IRS gives mom-and-pop pharmacies more time to prepare for FSA cards
ALEXANDRIA, Va. The Internal Revenue Service is giving low-technology mom-and-pop drug stores another six months to either adopt expensive point-of-sale technology or prepare to do without a chunk of their pharmacy and health care business.
The IRS announced last week it had extended the deadline for the use of Flexible Spending Account and Health Reimbursement Arrangement debit cards in pharmacies that aren’t equipped with an Inventory Information Approval System.
The original deadline of Jan. 1, 2009 has been extended to July 1, 2009. Beginning next summer, the IRS has declared that FSA/HRA debit cards may not be used at drug stores and pharmacies unless the merchant has an Inventory Information Approval System [IIAS] at the point of sale to identify eligible purchases that qualify for use of the debit cards. The IRS exempted stores if 90 percent or more of their gross receipts during the prior taxable year “consisted of items which qualify as expenses for medical care under Section 213 d of the IRS Code,” including prescriptions and certain non-prescription drugs.
The IRS rules don’t require a pharmacy to adopt POS technology. But those that don’t stand to lose whatever business they derive from customers using FSA and HRA debit cards beginning in mid-2009.
In a memo sent Friday to independent pharmacy owners, the National Community Pharmacists Association hailed the deadline extension but cautioned the organization’s members. “We are gratified that the IRS pushed back the deadline, as we had requested in our letter to them Sept. 15,” NCPA executive vice president and chief executive officer Bruce Roberts told the group’s members. “But despite this reprieve, employers, the credit card companies behind the debit cards, third party administrators, and others are continuing to steer/push beneficiaries to pharmacies that use IIAS point-of-sale technology to instantly identify prescription and non-prescription items that qualify as medical care expenses and give the customer a record of them.”
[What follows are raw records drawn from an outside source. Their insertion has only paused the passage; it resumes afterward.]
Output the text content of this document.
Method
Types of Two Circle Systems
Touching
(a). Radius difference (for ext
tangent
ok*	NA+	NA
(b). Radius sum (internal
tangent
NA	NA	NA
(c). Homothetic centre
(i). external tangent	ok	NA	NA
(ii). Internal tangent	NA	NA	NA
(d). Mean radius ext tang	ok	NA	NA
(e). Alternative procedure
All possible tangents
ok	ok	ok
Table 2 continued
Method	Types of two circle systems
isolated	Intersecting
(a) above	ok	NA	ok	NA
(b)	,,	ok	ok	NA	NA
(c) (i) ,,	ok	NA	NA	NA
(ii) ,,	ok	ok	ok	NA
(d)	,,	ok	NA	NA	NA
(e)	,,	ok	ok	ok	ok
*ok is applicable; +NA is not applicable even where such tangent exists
NCPA is urging independents to consider installing a POS system now, despite the costs. “I realize that for those of you without a POS, an $8,000 to $30,000 outlay is a daunting expense in these perilous economic times,” Roberts acknowledged in his memo. However, he told pharmacy owners, the tax benefits available this year to those who install the technology “may be enough to tip the balance to investing in a POS.”